En fait, le dernier rapport de la FCEI montre que la plupart des provinces et territoires du Canada ont commencé à instaurer des initiatives pour mesurer ou réduire – ou les deux – le fardeau administratif, à l’exception de la Saskatchewan, des Territoires du Nord-Ouest, du Nunavut et du gouvernement fédéral. C’est encourageant, mais il ne faut pas s’arrêter là.

Les gouvernements fédéral, provinciaux et territoriaux ont tous promis d’améliorer l’accès aux soins. Un objectif de réduction de 10 % des tâches administratives inutiles pourrait redonner 1,9 million d’heures aux médecins, réduire la fatigue et l’épuisement professionnel, améliorer la qualité des soins et générer des économies de temps et d’argent.

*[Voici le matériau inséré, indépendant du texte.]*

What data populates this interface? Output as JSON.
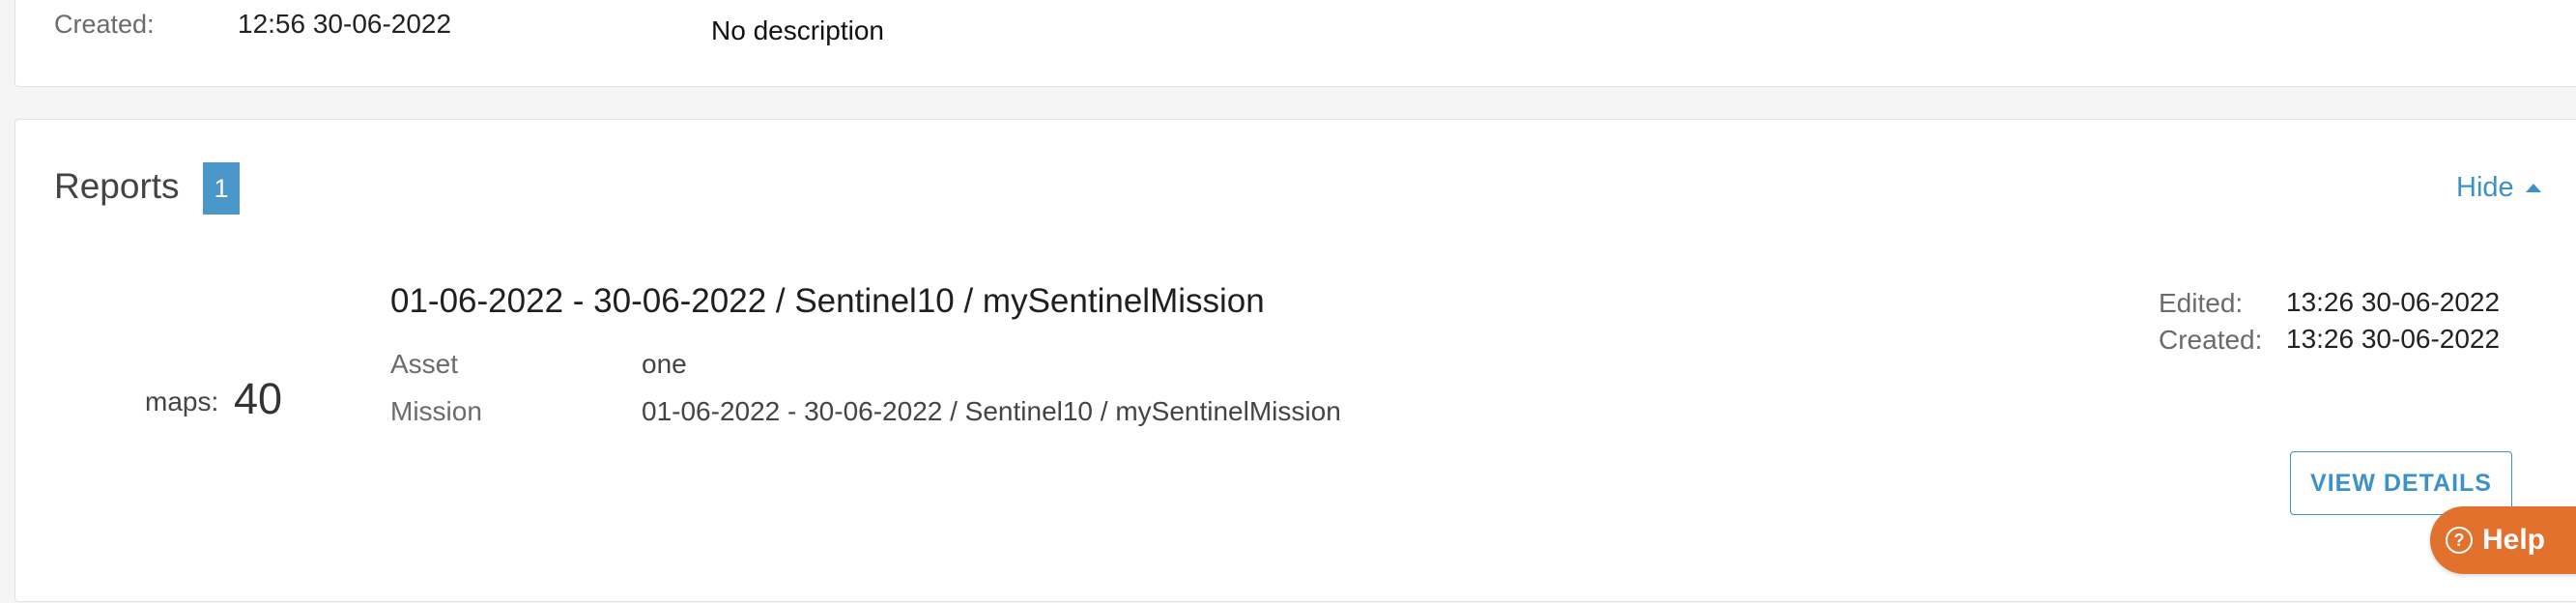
{
  "summary": {
    "created_label": "Created:",
    "created_value": "12:56 30-06-2022",
    "description": "No description"
  },
  "reports": {
    "title": "Reports",
    "count": "1",
    "hide_label": "Hide",
    "item": {
      "maps_label": "maps:",
      "maps_value": "40",
      "title": "01-06-2022 - 30-06-2022 / Sentinel10 / mySentinelMission",
      "asset_label": "Asset",
      "asset_value": "one",
      "mission_label": "Mission",
      "mission_value": "01-06-2022 - 30-06-2022 / Sentinel10 / mySentinelMission",
      "edited_label": "Edited:",
      "edited_value": "13:26 30-06-2022",
      "created_label": "Created:",
      "created_value": "13:26 30-06-2022",
      "view_details_label": "VIEW DETAILS"
    }
  },
  "help": {
    "label": "Help",
    "icon": "question-circle-icon"
  },
  "colors": {
    "accent": "#3d91c9",
    "badge": "#4b97c9",
    "help": "#e2712e"
  }
}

La collaboration efficace des parties prenantes, des responsables des orientations politiques, des administrateurs et administratrices et de la patientèle est cruciale pour l’adoption de solutions concrètes. Simplification des processus administratifs, investissements dans des technologies d’automatisation des tâches courantes et normalisation des documents et formulaires : voilà des moyens de réduire de manière importante le fardeau des médecins et de leur permettre de faire ce qu’on attend de leur part, à savoir fournir des soins de grande qualité.

C’est l’heure pour les gouvernements du pays d’éliminer le fardeau administratif qui pèse sur les médecins. En mesurant l’ampleur de ce fardeau, en fixant des objectifs atteignables et en ciblant les principaux irritants, la prestation des soins de santé sera plus efficace. La santé et le bien-être des médecins et de la patientèle dépendent de notre capacité à démêler l’écheveau de la bureaucratie qui contraint notre système de santé. Les gouvernements doivent agir maintenant pour que les médecins soient en mesure de fournir les soins que la population canadienne mérite.

La Dre Kathleen Ross est médecin de famille à Coquitlam et à New Westminster, en Colombie-Britannique, et présidente de l’Association médicale canadienne. Dan Kelly est le président de la Fédération canadienne de l’entreprise indépendante.

Cette lettre d'opinion a été publiée pour la première fois dans le Hill Times le 2 février 2024.